Apa tes Turing? Bagaimana kebangkitan AI generatif mungkin telah merusak permainan imitasi yang terkenal.

“Bisakah mesin berpikir?” Itulah pertanyaan inti ahli matematika legendaris dan ilmuwan komputer Alan Turing berpose Pada bulan Oktober 1950. Turing ingin menilai apakah mesin dapat meniru atau menunjukkan perilaku cerdas tingkat manusia, dan karenanya ia datang dengan tes yang disebut “permainan imitasi.” Ini kemudian dikenal sebagai tes Turing, yang biasanya digunakan untuk menilai seberapa baik mesin dapat meniru perilaku manusia.

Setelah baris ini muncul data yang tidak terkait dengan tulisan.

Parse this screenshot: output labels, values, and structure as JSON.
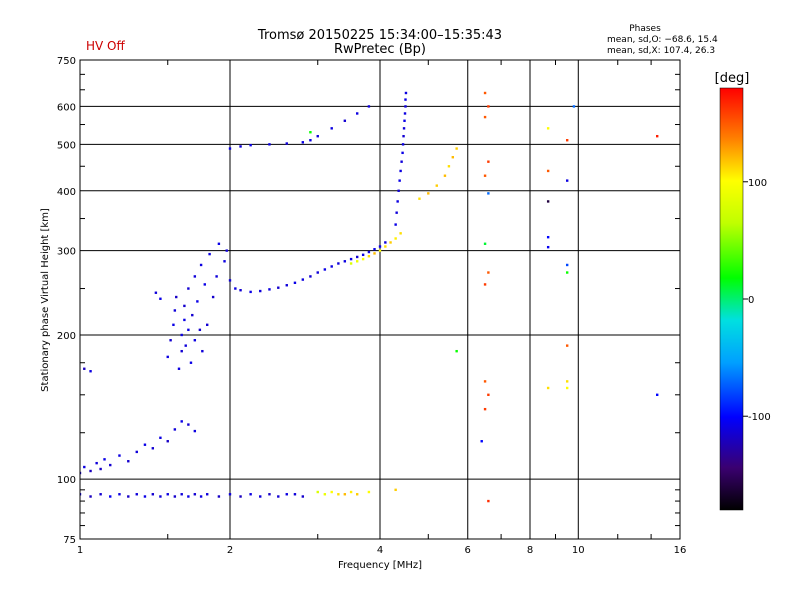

Kejadian tes Turing berasal dari kesulitan yang melekat dalam menetapkan kriteria objektif yang membedakan pemikiran asli dari tiruannya. Tantangannya adalah bahwa bukti pemikiran asli dapat ditolak dengan argumen bahwa sebuah mesin hanya diprogram untuk tampak cerdas. Pada dasarnya, inti dari pembuktian jika mesin dapat berpikir adalah mendefinisikan apa pemikiran itu.
Terkait: 8 robot paling aneh di dunia saat ini
Turing ingin menantang ide itu bahwa sifat mekanis komputer berarti mereka tidak dapat, pada prinsipnya, berpikir. Matematikawan menyatakan bahwa, jika komputer tampak tidak dapat dibedakan dari manusia, lalu mengapa itu tidak dianggap sebagai entitas yang berpikir?
Bagaimana cara kerja tes Turing?
Turing mengusulkan permainan tiga partai. Dia pertama kali menguraikan tes di mana seorang pria dan wanita pergi ke kamar terpisah dan tamu pesta menggunakan jawaban yang diketik untuk mencoba dan menentukan orang mana yang, sementara pria dan wanita mencoba meyakinkan mereka bahwa mereka adalah lawan jenis.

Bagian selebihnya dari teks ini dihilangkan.